Context: This is a little quotation from a book that exists in the book world. There is a quotation like this at the beginning of every chapter. I don’t know where the book came from, who wrote it, or how it ties into the story.
This makes me think: I think that this is a very interesting idea, that everyone could become a type of monster. I think that this type of monster is more of a moral monster, like if everyone where consumed by hatred or immorality. These beginning quotes are very interesting to me. I am intrigued by the character who’s writing this, and wonder what they could have done that is so bad. I also think its interesting that the person who is writing this knows that they’ve done something wrong and is aware of their own corruption.
Source: Oathbringer by Brandon Sanderson. Page 243
Quote: “‘I remember, as a child, listening to an ardent pray to the Almighty on my behalf as glyphwards burned nearby.
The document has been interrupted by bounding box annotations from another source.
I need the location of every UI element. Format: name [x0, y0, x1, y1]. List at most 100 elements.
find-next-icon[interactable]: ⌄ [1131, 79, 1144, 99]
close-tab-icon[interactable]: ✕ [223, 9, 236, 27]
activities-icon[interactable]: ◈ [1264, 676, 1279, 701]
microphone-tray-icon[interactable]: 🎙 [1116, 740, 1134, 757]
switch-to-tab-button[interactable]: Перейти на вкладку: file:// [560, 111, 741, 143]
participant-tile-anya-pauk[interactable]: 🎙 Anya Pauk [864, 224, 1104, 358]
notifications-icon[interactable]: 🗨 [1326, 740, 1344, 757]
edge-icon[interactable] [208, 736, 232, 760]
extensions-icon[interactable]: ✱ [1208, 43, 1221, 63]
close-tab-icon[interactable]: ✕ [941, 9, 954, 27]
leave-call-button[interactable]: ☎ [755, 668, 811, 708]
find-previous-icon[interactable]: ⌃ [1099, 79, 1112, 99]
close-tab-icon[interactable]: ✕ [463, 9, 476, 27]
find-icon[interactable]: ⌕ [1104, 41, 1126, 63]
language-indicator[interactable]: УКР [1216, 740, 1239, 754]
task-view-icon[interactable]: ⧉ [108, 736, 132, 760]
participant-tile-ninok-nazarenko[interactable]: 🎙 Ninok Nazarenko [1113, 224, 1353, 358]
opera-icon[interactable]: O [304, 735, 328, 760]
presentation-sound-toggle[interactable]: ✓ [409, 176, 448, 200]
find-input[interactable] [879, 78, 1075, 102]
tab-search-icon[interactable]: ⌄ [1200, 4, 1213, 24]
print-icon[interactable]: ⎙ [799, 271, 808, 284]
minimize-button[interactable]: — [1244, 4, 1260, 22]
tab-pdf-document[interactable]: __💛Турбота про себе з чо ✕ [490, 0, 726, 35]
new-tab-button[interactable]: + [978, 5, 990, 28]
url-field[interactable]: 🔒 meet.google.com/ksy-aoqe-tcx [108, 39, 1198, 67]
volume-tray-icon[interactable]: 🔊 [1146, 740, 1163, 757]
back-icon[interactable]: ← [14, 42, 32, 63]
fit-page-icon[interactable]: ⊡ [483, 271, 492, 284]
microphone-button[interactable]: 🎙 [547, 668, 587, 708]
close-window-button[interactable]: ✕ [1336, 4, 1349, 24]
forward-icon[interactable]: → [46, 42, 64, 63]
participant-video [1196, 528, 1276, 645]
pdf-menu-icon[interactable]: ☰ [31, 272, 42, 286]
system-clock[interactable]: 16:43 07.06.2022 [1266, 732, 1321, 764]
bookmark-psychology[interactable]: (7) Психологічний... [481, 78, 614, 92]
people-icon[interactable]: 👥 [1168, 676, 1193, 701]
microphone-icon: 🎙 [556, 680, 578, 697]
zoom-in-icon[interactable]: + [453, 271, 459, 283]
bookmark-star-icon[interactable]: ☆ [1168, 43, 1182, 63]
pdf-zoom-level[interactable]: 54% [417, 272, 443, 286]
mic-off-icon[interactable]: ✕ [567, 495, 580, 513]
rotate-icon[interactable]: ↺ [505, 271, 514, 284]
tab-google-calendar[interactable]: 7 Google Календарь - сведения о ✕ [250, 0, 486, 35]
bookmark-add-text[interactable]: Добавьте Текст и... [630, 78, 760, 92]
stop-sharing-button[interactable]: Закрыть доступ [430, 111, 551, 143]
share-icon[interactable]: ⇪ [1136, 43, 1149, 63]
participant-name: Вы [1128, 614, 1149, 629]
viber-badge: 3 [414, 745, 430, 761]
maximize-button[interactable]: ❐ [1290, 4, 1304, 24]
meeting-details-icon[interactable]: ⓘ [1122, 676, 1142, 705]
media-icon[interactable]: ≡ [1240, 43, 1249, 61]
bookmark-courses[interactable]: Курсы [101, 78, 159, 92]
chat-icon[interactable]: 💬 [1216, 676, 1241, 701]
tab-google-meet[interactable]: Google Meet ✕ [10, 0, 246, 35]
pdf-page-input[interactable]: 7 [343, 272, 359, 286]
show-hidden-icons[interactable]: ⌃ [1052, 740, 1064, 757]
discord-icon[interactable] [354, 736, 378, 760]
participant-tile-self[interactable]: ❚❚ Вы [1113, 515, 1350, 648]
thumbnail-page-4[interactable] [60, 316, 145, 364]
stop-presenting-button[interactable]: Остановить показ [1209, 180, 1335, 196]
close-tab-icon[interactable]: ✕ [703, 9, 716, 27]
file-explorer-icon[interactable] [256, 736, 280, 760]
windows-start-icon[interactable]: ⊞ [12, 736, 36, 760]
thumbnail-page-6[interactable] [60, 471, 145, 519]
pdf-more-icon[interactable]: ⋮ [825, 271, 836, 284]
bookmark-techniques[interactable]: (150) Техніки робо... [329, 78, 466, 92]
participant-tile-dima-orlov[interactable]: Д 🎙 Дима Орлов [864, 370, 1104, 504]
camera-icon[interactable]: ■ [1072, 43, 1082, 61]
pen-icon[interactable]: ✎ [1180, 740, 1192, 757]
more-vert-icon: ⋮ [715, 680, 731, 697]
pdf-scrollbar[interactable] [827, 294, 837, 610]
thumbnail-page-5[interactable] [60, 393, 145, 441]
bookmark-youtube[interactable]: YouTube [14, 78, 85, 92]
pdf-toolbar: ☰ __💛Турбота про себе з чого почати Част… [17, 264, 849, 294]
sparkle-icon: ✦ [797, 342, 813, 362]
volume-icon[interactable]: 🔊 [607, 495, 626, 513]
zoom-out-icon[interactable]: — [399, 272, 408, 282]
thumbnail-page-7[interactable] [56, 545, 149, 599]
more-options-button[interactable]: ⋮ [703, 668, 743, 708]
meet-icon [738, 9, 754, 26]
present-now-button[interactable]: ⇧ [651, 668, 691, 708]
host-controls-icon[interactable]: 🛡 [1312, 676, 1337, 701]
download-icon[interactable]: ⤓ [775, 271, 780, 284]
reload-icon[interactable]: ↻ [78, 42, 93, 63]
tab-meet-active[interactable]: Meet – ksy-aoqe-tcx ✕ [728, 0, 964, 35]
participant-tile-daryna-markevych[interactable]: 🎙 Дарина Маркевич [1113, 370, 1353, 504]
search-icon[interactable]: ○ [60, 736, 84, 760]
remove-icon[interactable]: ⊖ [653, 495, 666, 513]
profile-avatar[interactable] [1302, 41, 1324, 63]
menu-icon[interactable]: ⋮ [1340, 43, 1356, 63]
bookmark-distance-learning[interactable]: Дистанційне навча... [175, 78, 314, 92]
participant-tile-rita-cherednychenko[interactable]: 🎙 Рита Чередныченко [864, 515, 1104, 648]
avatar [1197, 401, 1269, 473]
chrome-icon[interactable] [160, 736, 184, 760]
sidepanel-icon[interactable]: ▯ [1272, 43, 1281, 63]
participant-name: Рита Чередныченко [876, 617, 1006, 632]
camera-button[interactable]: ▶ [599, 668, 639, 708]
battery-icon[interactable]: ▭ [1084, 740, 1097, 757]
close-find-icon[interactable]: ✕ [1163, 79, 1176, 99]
I remember thinking… surely the sorrows can’t be past us. Surely the evils didn’t actually end. If they had, wouldn’t we be back in the Tranquiline Halls even now?’ He looked toward Dalinar, and surprisingly there were tears in his pale grey eyes. ‘I do not think you and I are destined for such a glorious place. Men of blood and sorrow don’t get an ending like that, Dalinar Kholin.'”
Context: Taravangian, a king in another land, is meeting with Dalinar. He is talking about all the scary crap that has started happening.
This makes me think: This passage is sort of depressing. At this point, the reader knows parts of the background of both of the men in this scene. The last line is really depressing because both of these people have killed, and both of them have to deal with the problems of the world. It’s kind of hopeless, the perspective Taravangian proposes.
This is kind of what the future looks like according to Taravangian.
Source: Oathbringer by Brandon Sanderson. Page 252
Context: “Floors strewn with only the occasional bit of civilization’s detritus, like rusted hinges or an old boot’s buckle.”
In their words: any disintegrated material; debris.
In my words: debris or garbage
Source: Oathbringer by Brandon Sanderson. Page 243
Context: “An unscrupulous family would have removed him by assassination.”
In their words: not scrupulous; unrestrained by scruples; conscienceless; unprincipled.